Archiving files from analysis of existing or secondary data

For projects that do not involve original data collection or may involve combining data from one or more existing sources, the decision regarding whether or what to archive may be less clear. This decision should be made in conjunction with an archive, as archives can differ in their acquisition policies. Here are some guidelines to consider:

  • Existing data not publicly available. If the existing data used for analysis are not already publicly available, researchers are encouraged to submit the data for archiving, with the permission of the original data producer.
  • Combination of primary and existing data. If the researcher collects some primary data and also appends existing data to it for analyses, the guiding questions on whether to submit the whole dataset or just the primary dataset to the archive are: (a) how easily the existing data can be linked to the primary data, and (b) whether the existing data are publicly available.

Linked data

Linked census data. When the primary data are linked to census data, the linked census data should be archived also, even though the link between the data files is straightforward and the census data are publicly available. Since the original census files are large in size and contain a large number of variables, determining which census variables to use and at what level to extract the data for the subsets can be time-consuming. Archiving the linked census data makes it unnecessary for other users to repeat these subsetting steps.

Straightforward links. If the linkage is straightforward and the existing data are publicly available, then users can easily obtain the existing data themselves and link them to the primary data submitted by the researcher. In this case, the project report(s) should clearly identify the source of the existing data including version and/or date so that other users know which data to obtain. Information about the variable (or combination of variables) that constitutes the unique identifier used to link the data also should be provided.

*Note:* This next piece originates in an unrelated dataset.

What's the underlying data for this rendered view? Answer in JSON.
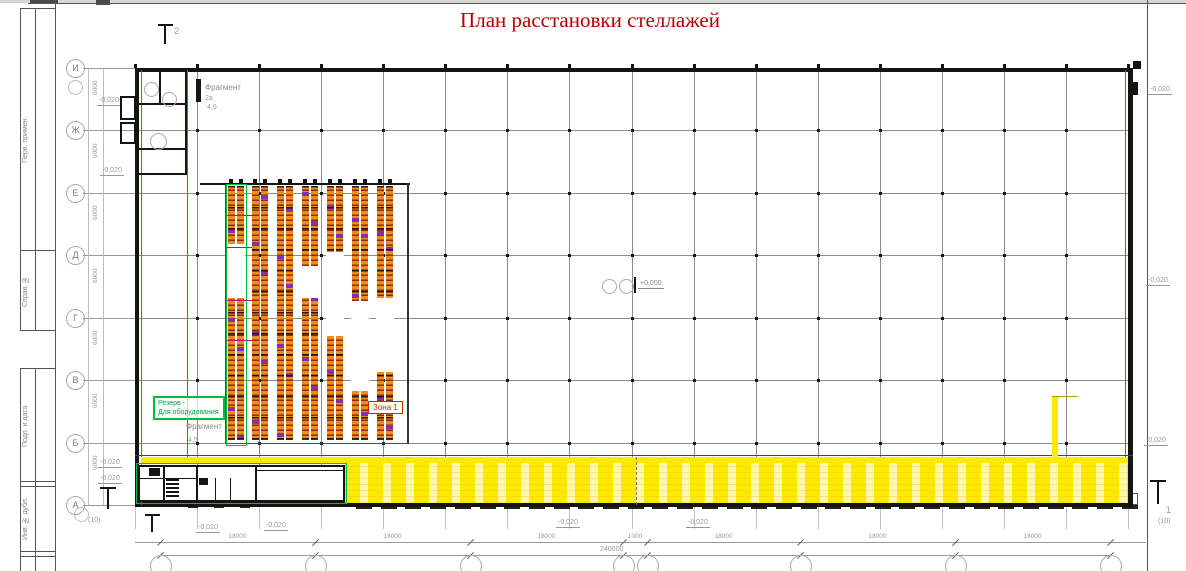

Links that are not straightforward. If the linkage between datasets is not straightforward, then the researcher is providing a useful service by archiving the linked data. Examples of this include: (a) linkage requiring judgments about combinations of nonunique variables, such as age, sex, and race of an individual and date of incident; and (b) an understanding of local geographic factors is needed to link correctly, for example, neighborhoods or block levels, especially over a range of years when boundaries shift. Here, the redundancy of having data stored twice at the archive is outweighed by the usefulness of providing others with the data already linked.

Derived variables. Often, after the data are linked, the researcher may compute new variables based on the linked data (e.g., new categories are created, rates are produced, or scales are developed). All useful derived variables should be archived also, especially if they are used in analyses included in publications. The derived variables may be deposited in a data file that includes the primary data collected for the project, the existing data from another source, or the derived variables may be deposited with the primary data alone. The code or setup file used to link the files and create the derived variables should also be provided.

Programming code. If the project involves only analysis of data already publicly available and the product of the project is the analysis alone, then data may not need to be submitted for archiving. However, researchers are encouraged to deposit their programming code that created new variables or scales, especially if the derived variables are not deposited within a data file and are cited in publications.